10. Do you only wear handknit socks?

In the winter, mostly. It does depend on what type of shoes I'll be wearing -- handknit socks just don't go well with tennis shoes. Considering how many socks I've knit in the past year, I'm hopeful that this winter I'll be able to wear handknit socks pretty much any day I want to.

Bonus Question: What pattern, if any, is your basic “I-just-need-a-pair-of-socks” sock pattern based on? Do you keep it written down or memorized?

Although it's almost identical to the Yarn Harlot's basic sock recipe, I perfected my own standard stockinette pattern way before I read Knitting Rules. Mine is 64 stitches, all stockinette with a 2x2 ribbed cuff and a wide toe. Easy peasy and fits my foot perfectly.
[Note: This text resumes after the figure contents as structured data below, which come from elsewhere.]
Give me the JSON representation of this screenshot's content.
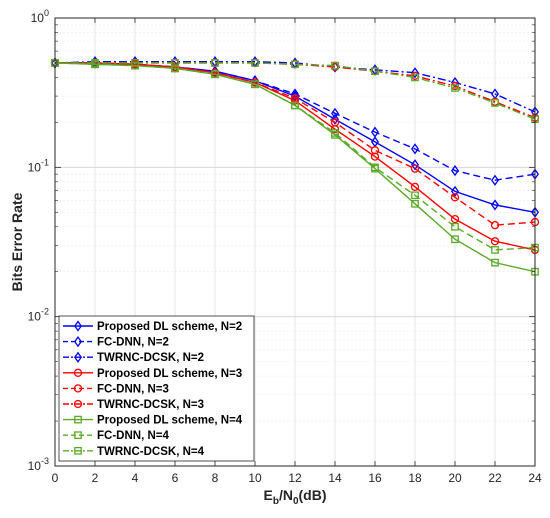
{
  "chart_data": {
    "type": "line",
    "xlabel": {
      "main": "E",
      "sub1": "b",
      "mid": "/N",
      "sub2": "0",
      "end": "(dB)"
    },
    "ylabel": "Bits Error Rate",
    "yscale": "log",
    "xlim": [
      0,
      24
    ],
    "ylim": [
      0.001,
      1
    ],
    "grid": true,
    "legend_position": "bottom-left",
    "x_ticks": [
      "0",
      "2",
      "4",
      "6",
      "8",
      "10",
      "12",
      "14",
      "16",
      "18",
      "20",
      "22",
      "24"
    ],
    "y_ticks": [
      {
        "base": "10",
        "exp": "0"
      },
      {
        "base": "10",
        "exp": "-1"
      },
      {
        "base": "10",
        "exp": "-2"
      },
      {
        "base": "10",
        "exp": "-3"
      }
    ],
    "x": [
      0,
      2,
      4,
      6,
      8,
      10,
      12,
      14,
      16,
      18,
      20,
      22,
      24
    ],
    "series": [
      {
        "name": "Proposed DL scheme, N=2",
        "color": "#0000ff",
        "dash": "solid",
        "marker": "diamond",
        "values": [
          0.5,
          0.5,
          0.49,
          0.47,
          0.44,
          0.38,
          0.3,
          0.21,
          0.148,
          0.104,
          0.069,
          0.056,
          0.05
        ]
      },
      {
        "name": "FC-DNN, N=2",
        "color": "#0000ff",
        "dash": "dashed",
        "marker": "diamond",
        "values": [
          0.5,
          0.5,
          0.49,
          0.47,
          0.44,
          0.38,
          0.31,
          0.23,
          0.172,
          0.133,
          0.095,
          0.082,
          0.09
        ]
      },
      {
        "name": "TWRNC-DCSK, N=2",
        "color": "#0000ff",
        "dash": "dashdot",
        "marker": "diamond",
        "values": [
          0.5,
          0.51,
          0.51,
          0.51,
          0.51,
          0.51,
          0.5,
          0.47,
          0.45,
          0.43,
          0.37,
          0.31,
          0.235
        ]
      },
      {
        "name": "Proposed DL scheme, N=3",
        "color": "#ff0000",
        "dash": "solid",
        "marker": "circle",
        "values": [
          0.5,
          0.5,
          0.49,
          0.47,
          0.43,
          0.37,
          0.28,
          0.18,
          0.118,
          0.074,
          0.045,
          0.032,
          0.028
        ]
      },
      {
        "name": "FC-DNN, N=3",
        "color": "#ff0000",
        "dash": "dashed",
        "marker": "circle",
        "values": [
          0.5,
          0.5,
          0.49,
          0.47,
          0.43,
          0.37,
          0.29,
          0.2,
          0.13,
          0.098,
          0.063,
          0.041,
          0.043
        ]
      },
      {
        "name": "TWRNC-DCSK, N=3",
        "color": "#ff0000",
        "dash": "dashdot",
        "marker": "circle",
        "values": [
          0.5,
          0.5,
          0.5,
          0.5,
          0.5,
          0.5,
          0.49,
          0.47,
          0.44,
          0.41,
          0.35,
          0.275,
          0.215
        ]
      },
      {
        "name": "Proposed DL scheme, N=4",
        "color": "#5aaa28",
        "dash": "solid",
        "marker": "square",
        "values": [
          0.5,
          0.49,
          0.48,
          0.46,
          0.42,
          0.36,
          0.26,
          0.165,
          0.098,
          0.057,
          0.033,
          0.023,
          0.02
        ]
      },
      {
        "name": "FC-DNN, N=4",
        "color": "#5aaa28",
        "dash": "dashed",
        "marker": "square",
        "values": [
          0.5,
          0.49,
          0.48,
          0.46,
          0.42,
          0.36,
          0.26,
          0.17,
          0.1,
          0.065,
          0.04,
          0.028,
          0.029
        ]
      },
      {
        "name": "TWRNC-DCSK, N=4",
        "color": "#5aaa28",
        "dash": "dashdot",
        "marker": "square",
        "values": [
          0.5,
          0.5,
          0.5,
          0.5,
          0.5,
          0.5,
          0.49,
          0.48,
          0.44,
          0.4,
          0.34,
          0.27,
          0.21
        ]
      }
    ]
  }
}
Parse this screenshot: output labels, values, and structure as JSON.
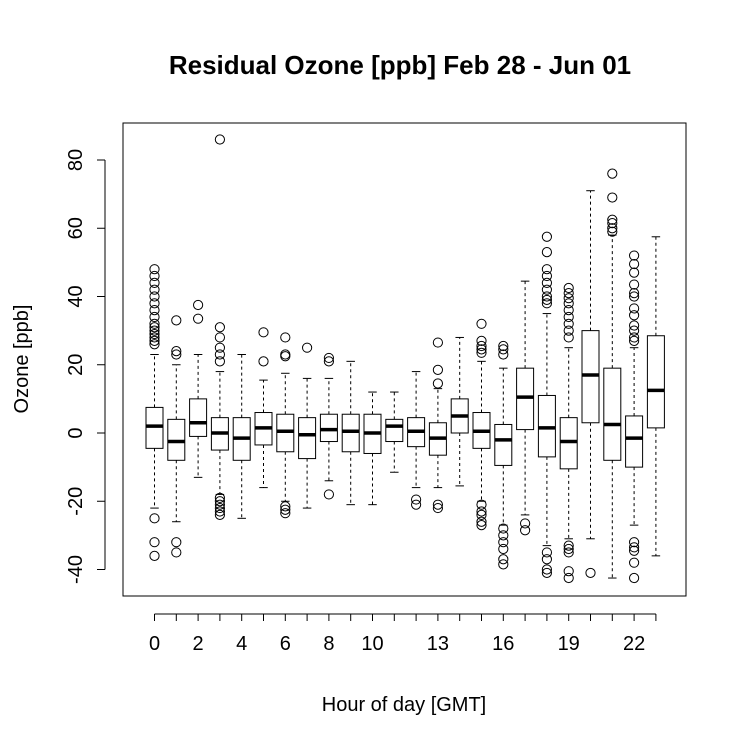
{
  "chart_data": {
    "type": "boxplot",
    "title": "Residual Ozone [ppb] Feb 28 - Jun 01",
    "xlabel": "Hour of day [GMT]",
    "ylabel": "Ozone [ppb]",
    "ylim": [
      -47,
      91
    ],
    "yticks": [
      -40,
      -20,
      0,
      20,
      40,
      60,
      80
    ],
    "xtick_labels": [
      {
        "hour": 0,
        "label": "0"
      },
      {
        "hour": 2,
        "label": "2"
      },
      {
        "hour": 4,
        "label": "4"
      },
      {
        "hour": 6,
        "label": "6"
      },
      {
        "hour": 8,
        "label": "8"
      },
      {
        "hour": 10,
        "label": "10"
      },
      {
        "hour": 13,
        "label": "13"
      },
      {
        "hour": 16,
        "label": "16"
      },
      {
        "hour": 19,
        "label": "19"
      },
      {
        "hour": 22,
        "label": "22"
      }
    ],
    "boxes": [
      {
        "hour": 0,
        "whisker_low": -22,
        "q1": -4.5,
        "median": 2,
        "q3": 7.5,
        "whisker_high": 23,
        "outliers": [
          48,
          46,
          44,
          42,
          40,
          38,
          36,
          34,
          32,
          31,
          30,
          29,
          28,
          27,
          26,
          -25,
          -32,
          -36
        ]
      },
      {
        "hour": 1,
        "whisker_low": -26,
        "q1": -8,
        "median": -2.5,
        "q3": 4,
        "whisker_high": 20,
        "outliers": [
          33,
          24,
          23,
          -32,
          -35
        ]
      },
      {
        "hour": 2,
        "whisker_low": -13,
        "q1": -1,
        "median": 3,
        "q3": 10,
        "whisker_high": 23,
        "outliers": [
          37.5,
          33.5
        ]
      },
      {
        "hour": 3,
        "whisker_low": -18,
        "q1": -5,
        "median": 0,
        "q3": 4.5,
        "whisker_high": 18,
        "outliers": [
          86,
          31,
          28,
          25,
          23,
          21,
          -19,
          -20,
          -21,
          -22,
          -23,
          -24
        ]
      },
      {
        "hour": 4,
        "whisker_low": -25,
        "q1": -8,
        "median": -1.5,
        "q3": 4.5,
        "whisker_high": 23,
        "outliers": []
      },
      {
        "hour": 5,
        "whisker_low": -16,
        "q1": -3.5,
        "median": 1.5,
        "q3": 6,
        "whisker_high": 15.5,
        "outliers": [
          29.5,
          21
        ]
      },
      {
        "hour": 6,
        "whisker_low": -20,
        "q1": -5.5,
        "median": 0.5,
        "q3": 5.5,
        "whisker_high": 17.5,
        "outliers": [
          28,
          23,
          22.5,
          -21.5,
          -22.5,
          -23.5
        ]
      },
      {
        "hour": 7,
        "whisker_low": -22,
        "q1": -7.5,
        "median": -0.5,
        "q3": 4.5,
        "whisker_high": 16,
        "outliers": [
          25
        ]
      },
      {
        "hour": 8,
        "whisker_low": -14,
        "q1": -2.5,
        "median": 1,
        "q3": 5.5,
        "whisker_high": 16,
        "outliers": [
          22,
          21,
          -18
        ]
      },
      {
        "hour": 9,
        "whisker_low": -21,
        "q1": -5.5,
        "median": 0.5,
        "q3": 5.5,
        "whisker_high": 21,
        "outliers": []
      },
      {
        "hour": 10,
        "whisker_low": -21,
        "q1": -6,
        "median": 0,
        "q3": 5.5,
        "whisker_high": 12,
        "outliers": []
      },
      {
        "hour": 11,
        "whisker_low": -11.5,
        "q1": -2.5,
        "median": 2,
        "q3": 4,
        "whisker_high": 12,
        "outliers": []
      },
      {
        "hour": 12,
        "whisker_low": -16,
        "q1": -4,
        "median": 0.5,
        "q3": 4.5,
        "whisker_high": 18,
        "outliers": [
          -19.5,
          -21
        ]
      },
      {
        "hour": 13,
        "whisker_low": -16,
        "q1": -6.5,
        "median": -1.5,
        "q3": 3,
        "whisker_high": 13,
        "outliers": [
          26.5,
          18.5,
          14.5,
          -21,
          -22
        ]
      },
      {
        "hour": 14,
        "whisker_low": -15.5,
        "q1": 0,
        "median": 5,
        "q3": 10,
        "whisker_high": 28,
        "outliers": []
      },
      {
        "hour": 15,
        "whisker_low": -20,
        "q1": -4.5,
        "median": 0.5,
        "q3": 6,
        "whisker_high": 21,
        "outliers": [
          32,
          27,
          25.5,
          24.5,
          23.5,
          -21,
          -23,
          -24,
          -26,
          -27
        ]
      },
      {
        "hour": 16,
        "whisker_low": -27,
        "q1": -9.5,
        "median": -2,
        "q3": 2.5,
        "whisker_high": 19,
        "outliers": [
          25.5,
          24.5,
          23,
          -28,
          -30,
          -32,
          -34,
          -37,
          -38.5
        ]
      },
      {
        "hour": 17,
        "whisker_low": -24,
        "q1": 1,
        "median": 10.5,
        "q3": 19,
        "whisker_high": 44.5,
        "outliers": [
          -26.5,
          -28.5
        ]
      },
      {
        "hour": 18,
        "whisker_low": -33,
        "q1": -7,
        "median": 1.5,
        "q3": 11,
        "whisker_high": 35,
        "outliers": [
          57.5,
          53,
          48,
          46,
          44,
          42,
          40,
          39,
          38,
          -35,
          -37,
          -40,
          -41
        ]
      },
      {
        "hour": 19,
        "whisker_low": -31,
        "q1": -10.5,
        "median": -2.5,
        "q3": 4.5,
        "whisker_high": 25,
        "outliers": [
          42.5,
          41,
          39.5,
          38,
          36,
          34,
          32,
          30,
          28,
          -33,
          -34,
          -35,
          -40.5,
          -42.5
        ]
      },
      {
        "hour": 20,
        "whisker_low": -31,
        "q1": 3,
        "median": 17,
        "q3": 30,
        "whisker_high": 71,
        "outliers": [
          -41
        ]
      },
      {
        "hour": 21,
        "whisker_low": -42.5,
        "q1": -8,
        "median": 2.5,
        "q3": 19,
        "whisker_high": 58,
        "outliers": [
          76,
          69,
          62.5,
          61.5,
          60,
          59
        ]
      },
      {
        "hour": 22,
        "whisker_low": -27,
        "q1": -10,
        "median": -1.5,
        "q3": 5,
        "whisker_high": 25,
        "outliers": [
          52,
          49.5,
          47,
          43.5,
          41,
          40,
          36.5,
          34.5,
          31.5,
          30,
          28,
          27,
          -32,
          -33.5,
          -34.5,
          -38,
          -42.5
        ]
      },
      {
        "hour": 23,
        "whisker_low": -36,
        "q1": 1.5,
        "median": 12.5,
        "q3": 28.5,
        "whisker_high": 57.5,
        "outliers": []
      }
    ]
  }
}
I'm sure this has worked its way around to most of the sock knitters I know by now, so if you want to do this meme and haven't yet, consider yourself tagged! Just leave me a comment about it so I can read your responses!

Thursday, November 01, 2007

Alright, Already!

You all gave me a hard time*, so I put down the baby sweater and got back to work on the CPH. And do you know what this is?

It's a nearly complete hood. I'm hoping to finish it tonight, which will leave only button bands and seaming. There's still one major decision to make: button or toggles? What do you think?

It's still supposed to be pretty chilly tomorrow (and my office is still frigid), so guess what I'm wearing for the first time?

*You know I'm only kidding, right? I actually do appreciate the kick in the pants I needed to finish this sweater. My love for it has come back to me and I'm actually even looking forward to seaming it now.